SSA took a $120 million restructuring charge in July, the third step in a four-part plan to recover from its two-year slide. The firm, whose AS/400-based BPCS software once ruled the industrial market sector, has struggled to regain the momentum it lost when client-server computing, led by SAP, stole its market share.

SSA also has itself to blame. A main reason it wound up where it is today is that it spent millions in early 1996 to revamp its product to an object-oriented, Unix-based system. It was an attempt to leapfrog competition but nearly killed the firm in the process. The planned $125 million project took $200 million to complete, and customers stalled placing new orders while waiting for the new product to be released and then mature.

SSA executives said the company also made the fatal mistake of trying to compete head on with SAP for large enterprise deals at top-tier Fortune 500 companies instead of sticking with its core market-divisions of those huge companies and smaller manufacturing firms.

"SSA needs to stay out of SAP's headlights," said Bruce Richardson, analyst at AMR Research in Boston. "SAP will leave them as road kill. SAP has driven everyone out of that market including those in better financial shape than SSA."

SSA is now hoping to corner the market on selling systems to automate plant-level processes while letting SAP automate the corporate offices. SSA also has a huge installed base to continue to care for as it struggles to find its new niche.

With roughly 8,000 customers running SSA's BPCS product at some 21,000 sites word wide, SSA has a pretty substantial base to work with as it tries to stabilize and sell its latest component-based which has a history of being extremely buggy. This fact added to the new management and growth plans has Wall Street keeping a wary but interested eye on SSA.

"On the road to marriage, we have had a good first or second date, that's what I call this quarter," said Eric Upin, financial analyst at BancBoston Robertson Stephens in San Francisco. "I don't think they can return to where they once were."

Still, BancBoston Robertson Stephens upgraded SSA's stock rating in recognition of the new management's progress in steering the company toward recovery.

"We upgraded them from a market performer, which means avoid at all costs, to a long-term attractive buy," Upin said. "SSA is what we view as a double speculative buy.
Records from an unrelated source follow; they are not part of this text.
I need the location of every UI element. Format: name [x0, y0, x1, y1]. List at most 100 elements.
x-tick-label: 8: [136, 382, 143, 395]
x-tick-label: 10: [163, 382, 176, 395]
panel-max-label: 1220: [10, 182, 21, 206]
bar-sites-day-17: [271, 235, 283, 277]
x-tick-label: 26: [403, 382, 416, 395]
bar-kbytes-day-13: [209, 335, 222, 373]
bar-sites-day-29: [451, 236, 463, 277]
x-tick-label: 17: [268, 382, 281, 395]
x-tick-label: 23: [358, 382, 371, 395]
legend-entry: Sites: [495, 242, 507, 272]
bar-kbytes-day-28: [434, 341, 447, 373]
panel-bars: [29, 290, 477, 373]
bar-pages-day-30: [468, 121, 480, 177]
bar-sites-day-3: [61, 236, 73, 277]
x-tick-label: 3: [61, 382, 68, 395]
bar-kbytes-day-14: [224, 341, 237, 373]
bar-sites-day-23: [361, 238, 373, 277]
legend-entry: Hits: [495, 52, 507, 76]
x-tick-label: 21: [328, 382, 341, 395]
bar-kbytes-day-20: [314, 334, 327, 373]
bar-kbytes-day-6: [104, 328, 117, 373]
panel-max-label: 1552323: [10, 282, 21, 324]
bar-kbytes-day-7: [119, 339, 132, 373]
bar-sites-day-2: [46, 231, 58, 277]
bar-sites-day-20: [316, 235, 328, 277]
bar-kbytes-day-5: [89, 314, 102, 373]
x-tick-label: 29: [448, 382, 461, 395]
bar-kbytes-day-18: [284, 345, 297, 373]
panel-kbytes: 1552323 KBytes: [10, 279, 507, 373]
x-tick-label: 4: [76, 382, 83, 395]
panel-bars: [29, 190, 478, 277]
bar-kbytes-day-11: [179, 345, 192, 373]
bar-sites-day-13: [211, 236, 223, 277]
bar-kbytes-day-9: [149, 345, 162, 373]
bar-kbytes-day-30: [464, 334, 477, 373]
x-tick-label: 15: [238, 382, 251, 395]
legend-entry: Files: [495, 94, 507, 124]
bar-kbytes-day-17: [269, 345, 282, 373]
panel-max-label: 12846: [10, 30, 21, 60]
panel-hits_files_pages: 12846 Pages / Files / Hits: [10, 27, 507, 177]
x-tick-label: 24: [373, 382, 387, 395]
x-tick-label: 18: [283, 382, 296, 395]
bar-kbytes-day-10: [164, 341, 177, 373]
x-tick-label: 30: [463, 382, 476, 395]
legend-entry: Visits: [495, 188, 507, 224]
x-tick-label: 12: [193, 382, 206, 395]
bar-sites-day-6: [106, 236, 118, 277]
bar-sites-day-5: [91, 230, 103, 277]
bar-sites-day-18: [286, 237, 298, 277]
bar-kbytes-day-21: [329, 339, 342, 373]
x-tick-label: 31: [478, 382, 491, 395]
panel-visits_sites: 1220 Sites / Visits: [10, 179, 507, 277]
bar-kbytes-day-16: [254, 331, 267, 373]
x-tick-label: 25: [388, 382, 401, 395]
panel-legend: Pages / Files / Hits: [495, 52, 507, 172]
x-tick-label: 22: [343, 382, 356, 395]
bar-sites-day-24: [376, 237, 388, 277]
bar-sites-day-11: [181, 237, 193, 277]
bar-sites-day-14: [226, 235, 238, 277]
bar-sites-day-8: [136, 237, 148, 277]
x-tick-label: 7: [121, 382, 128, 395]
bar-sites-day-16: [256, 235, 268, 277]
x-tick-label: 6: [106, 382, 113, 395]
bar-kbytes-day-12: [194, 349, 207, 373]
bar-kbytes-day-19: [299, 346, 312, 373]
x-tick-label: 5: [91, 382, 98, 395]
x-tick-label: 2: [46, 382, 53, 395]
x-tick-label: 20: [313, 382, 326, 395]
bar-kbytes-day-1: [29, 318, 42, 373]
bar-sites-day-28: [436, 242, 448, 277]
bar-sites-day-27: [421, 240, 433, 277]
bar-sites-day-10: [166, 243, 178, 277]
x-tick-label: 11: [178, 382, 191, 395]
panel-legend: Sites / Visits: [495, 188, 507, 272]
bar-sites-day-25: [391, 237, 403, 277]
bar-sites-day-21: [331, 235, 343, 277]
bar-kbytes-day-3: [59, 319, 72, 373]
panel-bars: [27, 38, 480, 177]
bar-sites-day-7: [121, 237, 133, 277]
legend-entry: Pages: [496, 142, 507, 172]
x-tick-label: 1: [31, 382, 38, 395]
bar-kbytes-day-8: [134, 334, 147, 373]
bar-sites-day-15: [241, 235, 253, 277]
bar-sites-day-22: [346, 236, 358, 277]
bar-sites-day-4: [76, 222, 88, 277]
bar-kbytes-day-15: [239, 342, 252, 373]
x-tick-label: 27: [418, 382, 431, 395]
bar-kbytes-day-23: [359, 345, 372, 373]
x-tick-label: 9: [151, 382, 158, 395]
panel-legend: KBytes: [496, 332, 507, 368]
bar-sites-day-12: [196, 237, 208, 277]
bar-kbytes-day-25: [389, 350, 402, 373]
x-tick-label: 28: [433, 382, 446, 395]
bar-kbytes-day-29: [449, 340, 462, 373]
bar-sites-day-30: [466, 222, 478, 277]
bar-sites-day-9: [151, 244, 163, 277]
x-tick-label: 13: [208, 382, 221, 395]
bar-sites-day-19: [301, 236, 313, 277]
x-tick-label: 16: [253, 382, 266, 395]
It still has a lot of bleeding that needs to be fixed but it has good doctors now."

SSA stock has been trading around the $7 range, a range that traditionally means a company could either plummet or make a big comeback. Upin said if SSA continues to stabilize its product and focus on its traditional customer of middle market manufacturers, it has a good chance of being a threat to the growth plans of larger competitors like SAP and PeopleSoft who are trying to sell to these smaller companies too.

And if it is remotely successful, that cheap stock could double or triple easily making it an OK risk for speculative investors with extra cash lying around, but not a good bet for your life savings.

The next few quarters are the ones too watch. Stuek has promised a return to profitability in 1999.